Chroniques DVD
28
Fév
1999

Les étoiles évaluent le plaisir ressenti à la découverte des œuvres, rien à voir avec une quelconque note !

umberto lenzi comedie romantique grèce

Genre : comédie romantique à l’ancienne

Scénar : Nikos Makriyannis est un jeune homme sûr de lui et bien mis, sa mère et sa sœur n'en sont pas peu fières. Pourtant il fait régulièrement le capricieux et son père au cœur fragile (hum...) s'use inutilement à lui faire des remontrances (même si celles-ci blessent profondément ce jeune coq). Par exemple, pendant que les autres se cassent le cul à charger les camions de la société, lui se balade dans sa grosse voiture, il ne s'étonne même pas que toutes les jeunes filles qu'il rencontre lui fassent les yeux doux. Mais quand Wandisa Vanzi, une jeune italienne fraichement débarquée à Athènes, apparaît sur le bord de sa route sans taxi en pleine nuit, il s’empresse de s’arrêter pour conduire cette très jolie touriste à son hôtel. D’après la stratégie naturelle de Nikos, Wandisa devrait comme les autres craquer devant son charme irrésistible, mais elle n'est pas aussi commode qu’il le croit. Afin de jouer les guides touristiques et passer du temps avec elle, il apprend tout un tas d’informations sur le Parthénon et l'Acropole mais elle le voit arriver avec ses gros sabots, encore plus quand elle décide d’aller visiter l’exploitation des parents de Nikos… Tel épris ne peut plus surprendre !

Petite balade touristique et romantique dans la Grèce populaire, Μια Ιταλίδα στην Ελλάδα est le tout premier film du réalisateur au long cours Umberto Lenzi pour qui nous avons une grande sympathie depuis très longtemps 1. Le film est un vrai travail de couple avec son épouse d’alors, Tersicore Kolosoff. Si Umberto semble être l’unique réalisateur, Tersicore apparaît dans le film, les deux se chargent de l’écriture du scénario et du montage.
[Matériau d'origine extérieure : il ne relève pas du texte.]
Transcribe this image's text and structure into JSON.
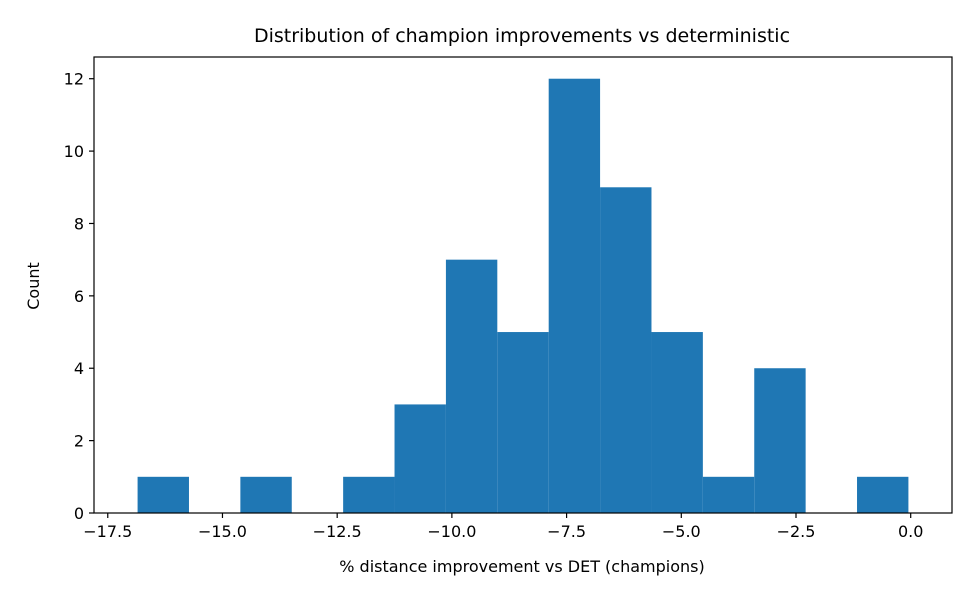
{
  "chart_data": {
    "type": "bar",
    "title": "Distribution of champion improvements vs deterministic",
    "xlabel": "% distance improvement vs DET (champions)",
    "ylabel": "Count",
    "xlim": [
      -17.8,
      0.9
    ],
    "ylim": [
      0,
      12.6
    ],
    "bar_color": "#1f77b4",
    "grid": false,
    "xticks": [
      -17.5,
      -15.0,
      -12.5,
      -10.0,
      -7.5,
      -5.0,
      -2.5,
      0.0
    ],
    "xtick_labels": [
      "−17.5",
      "−15.0",
      "−12.5",
      "−10.0",
      "−7.5",
      "−5.0",
      "−2.5",
      "0.0"
    ],
    "yticks": [
      0,
      2,
      4,
      6,
      8,
      10,
      12
    ],
    "ytick_labels": [
      "0",
      "2",
      "4",
      "6",
      "8",
      "10",
      "12"
    ],
    "bins": [
      {
        "x0": -16.85,
        "x1": -15.73,
        "count": 1
      },
      {
        "x0": -15.73,
        "x1": -14.61,
        "count": 0
      },
      {
        "x0": -14.61,
        "x1": -13.49,
        "count": 1
      },
      {
        "x0": -13.49,
        "x1": -12.37,
        "count": 0
      },
      {
        "x0": -12.37,
        "x1": -11.25,
        "count": 1
      },
      {
        "x0": -11.25,
        "x1": -10.13,
        "count": 3
      },
      {
        "x0": -10.13,
        "x1": -9.01,
        "count": 7
      },
      {
        "x0": -9.01,
        "x1": -7.89,
        "count": 5
      },
      {
        "x0": -7.89,
        "x1": -6.77,
        "count": 12
      },
      {
        "x0": -6.77,
        "x1": -5.65,
        "count": 9
      },
      {
        "x0": -5.65,
        "x1": -4.53,
        "count": 5
      },
      {
        "x0": -4.53,
        "x1": -3.41,
        "count": 1
      },
      {
        "x0": -3.41,
        "x1": -2.29,
        "count": 4
      },
      {
        "x0": -2.29,
        "x1": -1.17,
        "count": 0
      },
      {
        "x0": -1.17,
        "x1": -0.05,
        "count": 1
      }
    ]
  }
}
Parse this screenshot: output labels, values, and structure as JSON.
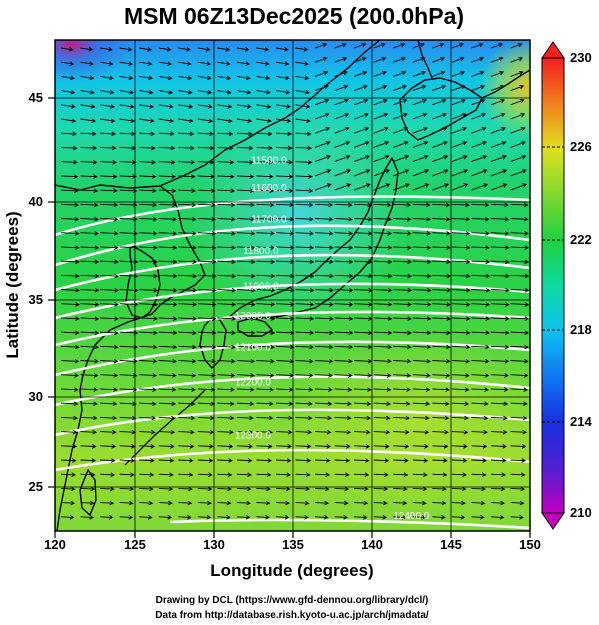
{
  "title": "MSM 06Z13Dec2025 (200.0hPa)",
  "xlabel": "Longitude (degrees)",
  "ylabel": "Latitude  (degrees)",
  "x_ticks": [
    "120",
    "125",
    "130",
    "135",
    "140",
    "145",
    "150"
  ],
  "y_ticks": [
    "25",
    "30",
    "35",
    "40",
    "45"
  ],
  "colorbar_ticks": [
    "210",
    "214",
    "218",
    "222",
    "226",
    "230"
  ],
  "credits": {
    "line1": "Drawing by DCL (https://www.gfd-dennou.org/library/dcl/)",
    "line2": "Data from http://database.rish.kyoto-u.ac.jp/arch/jmadata/"
  },
  "colors": {
    "shading_low": "#c000c0",
    "shading_218": "#00d0e0",
    "shading_222": "#20d040",
    "shading_226": "#e0e020",
    "shading_high": "#f04040",
    "contour": "#ffffff",
    "wind_vector": "#000000",
    "coastline": "#000000"
  },
  "chart_data": {
    "type": "contour map",
    "lon_range": [
      120,
      150
    ],
    "lat_range": [
      22.5,
      47.5
    ],
    "shading_variable_range": [
      210,
      230
    ],
    "height_contours": [
      {
        "label": "11500.0",
        "lon": 133.5,
        "lat": 41.2
      },
      {
        "label": "11600.0",
        "lon": 133.5,
        "lat": 39.8
      },
      {
        "label": "11700.0",
        "lon": 133.5,
        "lat": 38.2
      },
      {
        "label": "11800.0",
        "lon": 133.0,
        "lat": 36.6
      },
      {
        "label": "11900.0",
        "lon": 133.0,
        "lat": 34.8
      },
      {
        "label": "12000.0",
        "lon": 132.5,
        "lat": 33.3
      },
      {
        "label": "12100.0",
        "lon": 132.5,
        "lat": 31.7
      },
      {
        "label": "12200.0",
        "lon": 132.5,
        "lat": 29.9
      },
      {
        "label": "12300.0",
        "lon": 132.5,
        "lat": 27.2
      },
      {
        "label": "12400.0",
        "lon": 142.5,
        "lat": 23.1
      }
    ],
    "wind": "westerly vectors across the domain, strongest in mid-latitudes",
    "grid": true
  }
}
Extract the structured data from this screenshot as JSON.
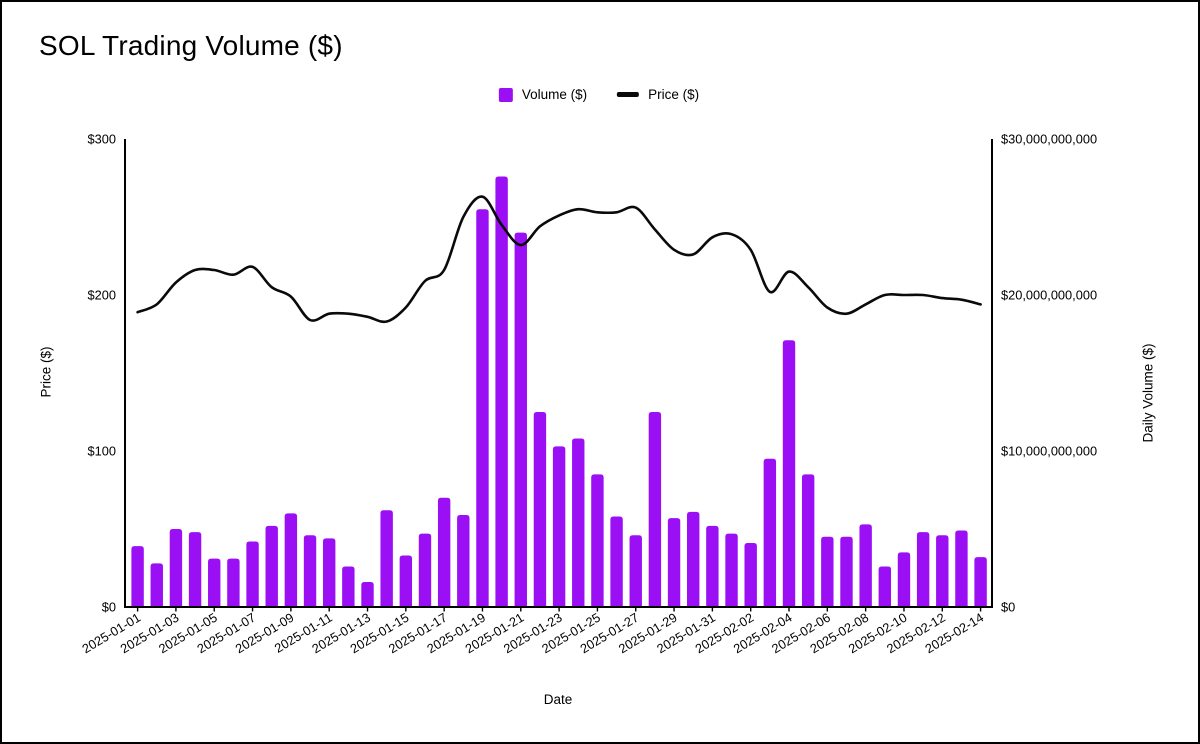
{
  "chart_data": {
    "type": "combo_bar_line",
    "title": "SOL Trading Volume ($)",
    "xlabel": "Date",
    "x": [
      "2025-01-01",
      "2025-01-02",
      "2025-01-03",
      "2025-01-04",
      "2025-01-05",
      "2025-01-06",
      "2025-01-07",
      "2025-01-08",
      "2025-01-09",
      "2025-01-10",
      "2025-01-11",
      "2025-01-12",
      "2025-01-13",
      "2025-01-14",
      "2025-01-15",
      "2025-01-16",
      "2025-01-17",
      "2025-01-18",
      "2025-01-19",
      "2025-01-20",
      "2025-01-21",
      "2025-01-22",
      "2025-01-23",
      "2025-01-24",
      "2025-01-25",
      "2025-01-26",
      "2025-01-27",
      "2025-01-28",
      "2025-01-29",
      "2025-01-30",
      "2025-01-31",
      "2025-02-01",
      "2025-02-02",
      "2025-02-03",
      "2025-02-04",
      "2025-02-05",
      "2025-02-06",
      "2025-02-07",
      "2025-02-08",
      "2025-02-09",
      "2025-02-10",
      "2025-02-11",
      "2025-02-12",
      "2025-02-13",
      "2025-02-14"
    ],
    "x_tick_step": 2,
    "series": [
      {
        "name": "Volume ($)",
        "type": "bar",
        "axis": "right",
        "color": "#9B0FF5",
        "values": [
          3900000000,
          2800000000,
          5000000000,
          4800000000,
          3100000000,
          3100000000,
          4200000000,
          5200000000,
          6000000000,
          4600000000,
          4400000000,
          2600000000,
          1600000000,
          6200000000,
          3300000000,
          4700000000,
          7000000000,
          5900000000,
          25500000000,
          27600000000,
          24000000000,
          12500000000,
          10300000000,
          10800000000,
          8500000000,
          5800000000,
          4600000000,
          12500000000,
          5700000000,
          6100000000,
          5200000000,
          4700000000,
          4100000000,
          9500000000,
          17100000000,
          8500000000,
          4500000000,
          4500000000,
          5300000000,
          2600000000,
          3500000000,
          4800000000,
          4600000000,
          4900000000,
          3200000000
        ]
      },
      {
        "name": "Price ($)",
        "type": "line",
        "axis": "left",
        "color": "#0a0a0a",
        "values": [
          189,
          194,
          208,
          216,
          216,
          213,
          218,
          205,
          199,
          184,
          188,
          188,
          186,
          183,
          192,
          209,
          216,
          250,
          263,
          245,
          232,
          244,
          251,
          255,
          253,
          253,
          256,
          242,
          229,
          226,
          237,
          239,
          229,
          202,
          215,
          205,
          192,
          188,
          194,
          200,
          200,
          200,
          198,
          197,
          194
        ]
      }
    ],
    "left_axis": {
      "label": "Price ($)",
      "min": 0,
      "max": 300,
      "tick_values": [
        0,
        100,
        200,
        300
      ],
      "tick_labels": [
        "$0",
        "$100",
        "$200",
        "$300"
      ]
    },
    "right_axis": {
      "label": "Daily Volume ($)",
      "min": 0,
      "max": 30000000000,
      "tick_values": [
        0,
        10000000000,
        20000000000,
        30000000000
      ],
      "tick_labels": [
        "$0",
        "$10,000,000,000",
        "$20,000,000,000",
        "$30,000,000,000"
      ]
    },
    "legend_position": "top-center",
    "grid": false,
    "background": "#ffffff",
    "axis_color": "#000000"
  }
}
Tersicore continuera à travailler avec Umberto puisqu’elle apparaît également au générique de Mary la rousse, femme pirate en tant qu'assistante réalisatrice. Elle continuera ce boulot - ou celui de scripte - jusqu'au milieu des années 1980 et a beaucoup travaillé pour le cinéma populaire italien, croisant de nombreux réalisateurs, particulièrement Domenico Paolella avec qui elle travaillera souvent, mais aussi Dino Risi, Antonio Margheriti, Valerio Zurlini, Adolfo Celi, Vittorio Gassman ou Giuseppe Ferrara (pour les excellents Cent jours à Palerme et L’Affaire Aldo Moro), entre autres. A noter qu’elle était déjà présente sur le tout premier travail solo de Lenzi, le court métrage Ragazzi di Trastevere (1956 ?) que nous cherchons toujours à voir.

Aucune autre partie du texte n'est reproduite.